By Kim Gilliam
Everyone knows a dog loves keeping its nose to the ground. It’s been estimated that dogs sniff around 33 percent of the time when they’re moving and this is how they pick up all sorts of information about who has been there before them. They truly sense the world around them through their nose. Research in recent months tells us a lot about this.
Dr. Frank Rosell, professor of environmental and health studies at University College of Southeast Norway, shares all there is to know about dogs’ noses and why they never seem to get enough of using this amazing organ in his new book “Secrets of the Snout: The Dog’s Incredible Nose.” With 300 million receptors to our mere 5 million, a dog’s nose is between 100,000 and 100 million times more sensitive than a human’s.
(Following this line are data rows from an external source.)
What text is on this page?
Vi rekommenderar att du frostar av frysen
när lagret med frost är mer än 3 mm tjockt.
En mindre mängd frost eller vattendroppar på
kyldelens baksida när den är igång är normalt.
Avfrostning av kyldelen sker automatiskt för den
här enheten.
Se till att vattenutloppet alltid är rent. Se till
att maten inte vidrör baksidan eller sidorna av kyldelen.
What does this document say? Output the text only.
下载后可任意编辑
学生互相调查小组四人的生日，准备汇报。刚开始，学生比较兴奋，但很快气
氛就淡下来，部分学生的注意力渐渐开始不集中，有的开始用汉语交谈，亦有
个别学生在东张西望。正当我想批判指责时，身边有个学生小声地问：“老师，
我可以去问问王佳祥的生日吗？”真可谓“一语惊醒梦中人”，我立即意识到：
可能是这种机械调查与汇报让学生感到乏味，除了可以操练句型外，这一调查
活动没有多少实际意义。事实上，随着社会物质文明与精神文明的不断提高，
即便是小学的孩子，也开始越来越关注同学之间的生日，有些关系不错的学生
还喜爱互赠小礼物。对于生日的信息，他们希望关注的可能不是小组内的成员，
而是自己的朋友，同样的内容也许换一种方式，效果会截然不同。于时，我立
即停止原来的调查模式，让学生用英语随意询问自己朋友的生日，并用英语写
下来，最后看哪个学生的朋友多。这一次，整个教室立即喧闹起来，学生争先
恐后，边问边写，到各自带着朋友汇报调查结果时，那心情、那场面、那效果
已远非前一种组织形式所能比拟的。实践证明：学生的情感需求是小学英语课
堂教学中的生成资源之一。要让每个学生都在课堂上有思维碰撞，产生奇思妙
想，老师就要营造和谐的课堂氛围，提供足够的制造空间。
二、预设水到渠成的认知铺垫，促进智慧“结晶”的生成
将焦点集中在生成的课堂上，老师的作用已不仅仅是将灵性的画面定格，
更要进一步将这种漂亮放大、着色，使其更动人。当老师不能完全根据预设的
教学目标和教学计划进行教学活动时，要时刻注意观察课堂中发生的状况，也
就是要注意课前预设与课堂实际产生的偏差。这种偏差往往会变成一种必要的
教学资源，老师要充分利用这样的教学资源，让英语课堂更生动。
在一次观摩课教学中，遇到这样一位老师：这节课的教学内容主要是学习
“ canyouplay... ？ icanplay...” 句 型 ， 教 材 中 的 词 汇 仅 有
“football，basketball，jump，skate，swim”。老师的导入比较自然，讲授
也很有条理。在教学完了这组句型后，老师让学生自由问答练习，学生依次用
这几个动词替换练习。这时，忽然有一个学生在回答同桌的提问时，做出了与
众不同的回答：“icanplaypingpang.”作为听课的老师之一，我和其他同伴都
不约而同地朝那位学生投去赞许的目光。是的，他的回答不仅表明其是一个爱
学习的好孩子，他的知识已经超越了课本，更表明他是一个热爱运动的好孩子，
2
The section of a dog’s brain related to processing smells is almost seven times larger than ours. In addition, dogs don’t exhale when sniffing a faint scent, which allows them to sniff faint odors without diluting the scent. Rosell’s hope is that more dogs will have the chance to be given a range of tasks for the use of their noses; he encourages owners to get their dogs into sniffing activities that will enrich their lives.
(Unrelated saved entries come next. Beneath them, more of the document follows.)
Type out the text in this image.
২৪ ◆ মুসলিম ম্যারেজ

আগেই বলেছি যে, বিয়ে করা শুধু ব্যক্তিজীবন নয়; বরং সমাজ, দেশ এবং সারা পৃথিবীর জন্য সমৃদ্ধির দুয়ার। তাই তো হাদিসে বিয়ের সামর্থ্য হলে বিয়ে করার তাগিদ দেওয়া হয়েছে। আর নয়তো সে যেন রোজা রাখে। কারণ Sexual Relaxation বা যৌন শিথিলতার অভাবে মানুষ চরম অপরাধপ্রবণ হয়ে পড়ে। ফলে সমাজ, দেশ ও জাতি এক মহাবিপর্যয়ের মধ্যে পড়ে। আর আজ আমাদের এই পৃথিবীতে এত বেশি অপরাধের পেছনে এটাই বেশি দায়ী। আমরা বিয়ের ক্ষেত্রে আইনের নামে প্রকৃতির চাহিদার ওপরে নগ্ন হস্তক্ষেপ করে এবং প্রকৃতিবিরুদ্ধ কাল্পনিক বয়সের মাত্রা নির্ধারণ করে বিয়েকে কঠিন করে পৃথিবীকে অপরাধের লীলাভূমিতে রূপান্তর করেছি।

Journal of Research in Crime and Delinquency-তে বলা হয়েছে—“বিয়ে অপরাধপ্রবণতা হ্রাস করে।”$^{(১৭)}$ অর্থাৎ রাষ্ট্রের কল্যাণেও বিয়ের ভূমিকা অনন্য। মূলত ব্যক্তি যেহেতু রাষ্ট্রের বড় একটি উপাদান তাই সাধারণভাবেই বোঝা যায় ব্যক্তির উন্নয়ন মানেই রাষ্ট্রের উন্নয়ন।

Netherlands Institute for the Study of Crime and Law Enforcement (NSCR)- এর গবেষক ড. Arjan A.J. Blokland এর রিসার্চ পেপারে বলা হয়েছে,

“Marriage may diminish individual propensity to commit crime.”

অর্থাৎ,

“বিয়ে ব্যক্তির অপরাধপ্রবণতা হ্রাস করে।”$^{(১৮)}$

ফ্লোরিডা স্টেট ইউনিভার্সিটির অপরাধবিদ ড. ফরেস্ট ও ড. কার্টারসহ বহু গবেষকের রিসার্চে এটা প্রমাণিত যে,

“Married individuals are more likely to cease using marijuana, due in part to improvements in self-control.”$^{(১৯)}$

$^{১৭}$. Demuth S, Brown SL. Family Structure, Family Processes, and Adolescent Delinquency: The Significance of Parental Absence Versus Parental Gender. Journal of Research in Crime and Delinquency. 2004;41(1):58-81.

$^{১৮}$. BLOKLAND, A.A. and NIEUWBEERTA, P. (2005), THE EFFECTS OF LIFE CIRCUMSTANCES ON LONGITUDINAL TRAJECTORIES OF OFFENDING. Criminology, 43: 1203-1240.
New research by Dr. Charlotte Duranton of Ethodog and Dr. Alexandra Horowitz of Barnard College finds that dogs who participate in nosework have increased optimism compared to dogs that took part in heelwork. Opportunities to use their nose and make choices in scent detection activities was proven good for dogs’ welfare.
While both activities involved food rewards as positive reinforcement, in nosework the dog uses their nose, providing environmental enrichment, and can exercise choice in what they are doing. As such, they were problem-solving, and successful problem-solving makes dogs happy too.
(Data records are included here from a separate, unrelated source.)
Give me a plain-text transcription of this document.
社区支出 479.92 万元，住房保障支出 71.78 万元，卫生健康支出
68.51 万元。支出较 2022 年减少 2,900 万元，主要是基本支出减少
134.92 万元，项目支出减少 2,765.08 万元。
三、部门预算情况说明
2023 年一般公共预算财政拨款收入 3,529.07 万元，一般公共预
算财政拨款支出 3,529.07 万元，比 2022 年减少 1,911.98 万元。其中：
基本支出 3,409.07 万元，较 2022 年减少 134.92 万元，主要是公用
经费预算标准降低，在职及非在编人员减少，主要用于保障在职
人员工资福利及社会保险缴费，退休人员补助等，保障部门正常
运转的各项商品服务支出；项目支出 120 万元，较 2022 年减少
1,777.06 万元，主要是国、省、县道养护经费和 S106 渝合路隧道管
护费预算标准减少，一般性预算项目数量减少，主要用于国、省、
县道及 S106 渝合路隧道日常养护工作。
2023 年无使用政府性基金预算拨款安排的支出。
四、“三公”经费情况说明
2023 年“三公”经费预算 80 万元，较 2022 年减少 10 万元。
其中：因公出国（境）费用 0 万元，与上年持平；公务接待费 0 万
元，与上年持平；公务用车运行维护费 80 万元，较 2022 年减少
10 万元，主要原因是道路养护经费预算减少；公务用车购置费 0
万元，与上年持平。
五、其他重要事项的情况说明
Six universities have come together, funded by the National Science Foundation’s Brain Initiative, to work on the Odor Navigation Project. Collaborators from disparate fields of study – animal behavior, genetics, physiology and fluid mechanics – are looking at how animals use smell to understand their surroundings. The goal is to help develop more effective devices to detect explosives, drugs and dangerous chemicals in airports, subways and factories.
For example, colleagues at Penn State University considered the anatomy of a dog’s nose and how air moves through it. They’ve found that animals considered to have a strong sense of smell tend to have a similar structure in the back of their noses called an olfactory recess, a dead-end region at the back of the nose where the sensors are located. Dogs have about 600,000 olfactory neurons, 15 times what humans have. Humans have olfactory neurons in a little patch at the top of the inside of their noses, where smell mixes with the rest of the air we breathe, making it harder to distinguish individual odors.
So, what can you as a dog owner do with this information? Find a way to engage your dog’s nose.
On cold, wet days why not play a game of ‘find it,’ ‘pick the hand,’ the ‘shell game’ or ‘hide and seek’ in the house. Or on a nice day where you have some time to spend on a walk, go on a ‘sniff adventure’ where you find a park or hiking trail nearby where you let your dog wander and sniff to their heart’s content.
The writer co-owns Frolick Dogs, an indoor dog gym in Alexandria, with her husband, Kevin Gilliam.